On Yglesias on the Dramatic 0.25% Rate Cut
Monetary policy is roughly the only issue on which I regularly disagree with Matt Yglesias. So it is boring to note that I agree with almost everything he wrote in his Vox article on the recently announced 0.25% Federal Funds target rate cut.
His main assertions are:
– it is a very reasonable move even though Trump advocated it and it will help Trump’s 2020 campaign.
– The previous stance of normalizing interest rates because normal interest rates are normal made no sense
– The argument that higher interest rates are good because there is more room to cut interest rates if there is a recession makes no sense.
– It is too bad that it sure looks as if the Fed Open Market Committee (FOMC) bowed to pressure, but it is not worth doing something stupid just to prove your independence.
As I said, I agree with all of that. There is no reason not to cut interest rates if inflation is persistently below target (also I think the target should be 4% not 2% because that would actually leave more room to cut real interest rates if there is a recession).
I do have three criticisms. One is he praises Trump’s asseesment that interest rates were too high starting January 20 2017. Come on. Trump said they were much too low until November 8 2016. He knows what is good for Trump in the short run. Pretending he has any views on economics except that anything bad for foreigners is good for the USA and therefore good is silly.
The second is he does not explain correctly how interest rates affect demand. He wrote ” Lower rates mean it’s cheaper to finance investments in home renovations, business equipment, and other expensive durable goods. ” The word “equipment” is particularly silly. In fact, the user cost of equipment is mostly depreciation (now at least mostly due to technological obsolescence). If the price of your equipment declines by 30% a year (like the price of the laptop on which I type) an additional 0.25% a year of interest is almost entirely irrelevant. In fact, non residential fixed capital investment barely responds to interest rates except through the effect of interest rates on final demand which affects the return on capital and free cash flows.

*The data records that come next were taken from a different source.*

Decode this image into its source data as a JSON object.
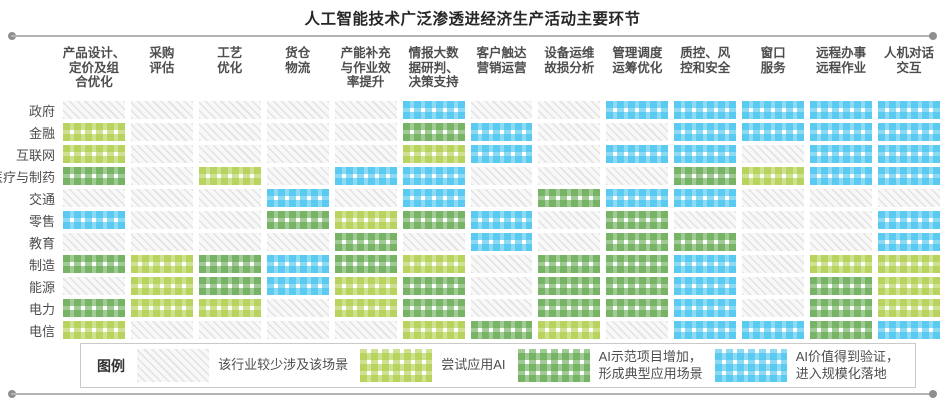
{
  "title": "人工智能技术广泛渗透进经济生产活动主要环节",
  "legend": {
    "title": "图例",
    "items": [
      {
        "level": 0,
        "label": "该行业较少涉及该场景"
      },
      {
        "level": 1,
        "label": "尝试应用AI"
      },
      {
        "level": 2,
        "label": "AI示范项目增加，\n形成典型应用场景"
      },
      {
        "level": 3,
        "label": "AI价值得到验证，\n进入规模化落地"
      }
    ]
  },
  "chart_data": {
    "type": "heatmap",
    "title": "人工智能技术广泛渗透进经济生产活动主要环节",
    "columns": [
      "产品设计、\n定价及组\n合优化",
      "采购\n评估",
      "工艺\n优化",
      "货仓\n物流",
      "产能补充\n与作业效\n率提升",
      "情报大数\n据研判、\n决策支持",
      "客户触达\n营销运营",
      "设备运维\n故损分析",
      "管理调度\n运筹优化",
      "质控、风\n控和安全",
      "窗口\n服务",
      "远程办事\n远程作业",
      "人机对话\n交互"
    ],
    "rows": [
      "政府",
      "金融",
      "互联网",
      "医疗与制药",
      "交通",
      "零售",
      "教育",
      "制造",
      "能源",
      "电力",
      "电信"
    ],
    "levels": [
      {
        "value": 0,
        "label": "该行业较少涉及该场景",
        "pattern": "diagonal-hatch",
        "color": "#e2e2e2"
      },
      {
        "value": 1,
        "label": "尝试应用AI",
        "pattern": "gingham",
        "color": "#a6c935"
      },
      {
        "value": 2,
        "label": "AI示范项目增加，形成典型应用场景",
        "pattern": "gingham",
        "color": "#54a03e"
      },
      {
        "value": 3,
        "label": "AI价值得到验证，进入规模化落地",
        "pattern": "gingham",
        "color": "#2fbcec"
      }
    ],
    "matrix": [
      [
        0,
        0,
        0,
        0,
        0,
        3,
        0,
        0,
        3,
        3,
        3,
        3,
        3
      ],
      [
        1,
        0,
        0,
        0,
        0,
        2,
        3,
        0,
        0,
        3,
        3,
        3,
        3
      ],
      [
        1,
        0,
        0,
        0,
        0,
        1,
        3,
        0,
        3,
        3,
        0,
        3,
        3
      ],
      [
        2,
        0,
        1,
        0,
        3,
        3,
        0,
        0,
        0,
        2,
        1,
        3,
        3
      ],
      [
        0,
        0,
        0,
        3,
        0,
        3,
        0,
        2,
        3,
        3,
        0,
        0,
        0
      ],
      [
        3,
        0,
        0,
        2,
        1,
        2,
        3,
        0,
        2,
        0,
        0,
        0,
        3
      ],
      [
        0,
        0,
        0,
        0,
        2,
        0,
        3,
        0,
        2,
        2,
        0,
        0,
        3
      ],
      [
        2,
        1,
        2,
        3,
        2,
        1,
        0,
        2,
        2,
        3,
        0,
        1,
        1
      ],
      [
        0,
        1,
        2,
        3,
        1,
        2,
        0,
        2,
        2,
        3,
        0,
        2,
        1
      ],
      [
        2,
        1,
        1,
        0,
        1,
        2,
        0,
        2,
        2,
        3,
        0,
        2,
        1
      ],
      [
        1,
        0,
        0,
        0,
        0,
        1,
        2,
        1,
        0,
        3,
        3,
        2,
        3
      ]
    ]
  }
}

Nor are home improvements all that important. The main channel of the transmission of monetary policy is through the mortgage interest rate which affects house sales and house prices which affects construction of new houses. Krugman (as usual) explained this very well. The data speak clearly.
Finally, he said QE was ended because it was fiercely criticized as likely to cause hyperinflation. It was, but the fact that, after QE1 during the financial crisis, further QE had no detectable effects on much of anything might have had something to do with it. It remains an article of faith to him that monetary policy is very important also at the zero lower bound. But the data speak clearly about that too.
Still I 99% agree with him on current monetary policy and I’m glad to get to 99.999999% agreement overall.
Per today’s FOMC statement:
“The Committee will conclude the reduction of its aggregate securities holdings in the System Open Market Account in August, two months earlier than previously indicated.”
https://www.cnbc.com/2019/07/31/july-federal-reserve-meeting-what-changed-in-the-new-fed-statement.html
May keep about $3.6T ( a bit heavy on treasuries) while before the great financial crisis it held $0 .87T. The taper ran about $50B per month.
An “A” on the article. A good read. My hands relaxed. Matt asked this quesyion:
“with the unemployment rate low and the economy growing, then what’s going to happen when a recession does hit?”
The same thing which always happens, people get laid off, marginal producers disappear, and labor wages drop. Maybe I misunderstood the question? Anyhoo, there is that 4% I was grousing about earlier as the typical target for inflation or at least I thought it was.
I receive E-Mails when The Big Picture raises posts. This just in:
Barry Ritholtz deems today’s FOMC as politically motivated.
I am not comfortable treating this economy to the low rate regime Greenspan had.
https://ritholtz.com/2019/07/todays-reckless-irresponsible-politically-motivated-fomc-rate-cut/
The most irreverent rate cut in the world
Hey, look ISLM and myself actually agree on something. Not only was it politically motivated, but the inflation increases this September and November/December as oil prices steady yry and the shale bulge eases, the Fed just doesn’t like the look. Now granted, if the UK does default, we will see the liquidations start in September as banks start writing down debt and that could cause a liquidity collapse driving down inflation. Then you have the global auto implosion in terms of financial pressure and its relation to the junk bond bubble in the US, which is more of a 2020 problem.
The Fed generally just likes to do nothing at this point and watch. It ability to effect the economy has gotten weak since 1980 because the end of the cold war made capital abundant in the US. Abundant capital generally creates low interest rates itself and lower rates don’t necessarily create growth. This Marx and Mises both agreed on, the 2 jews staring across the abyss of time. UK default is a global recession asap. European banks would be run on and it would infect US banks with credit slowdowns asap. The US junk bond bubble burst and its relation to a auto recession is the funner less destructive end game as it ends the expansion(and cuts off funding buybacks to the tech sector).
Bert,
Why go on about oil prices when energy is specifically excluded from the core PCE that the FOMC uses to assess inflation expectations?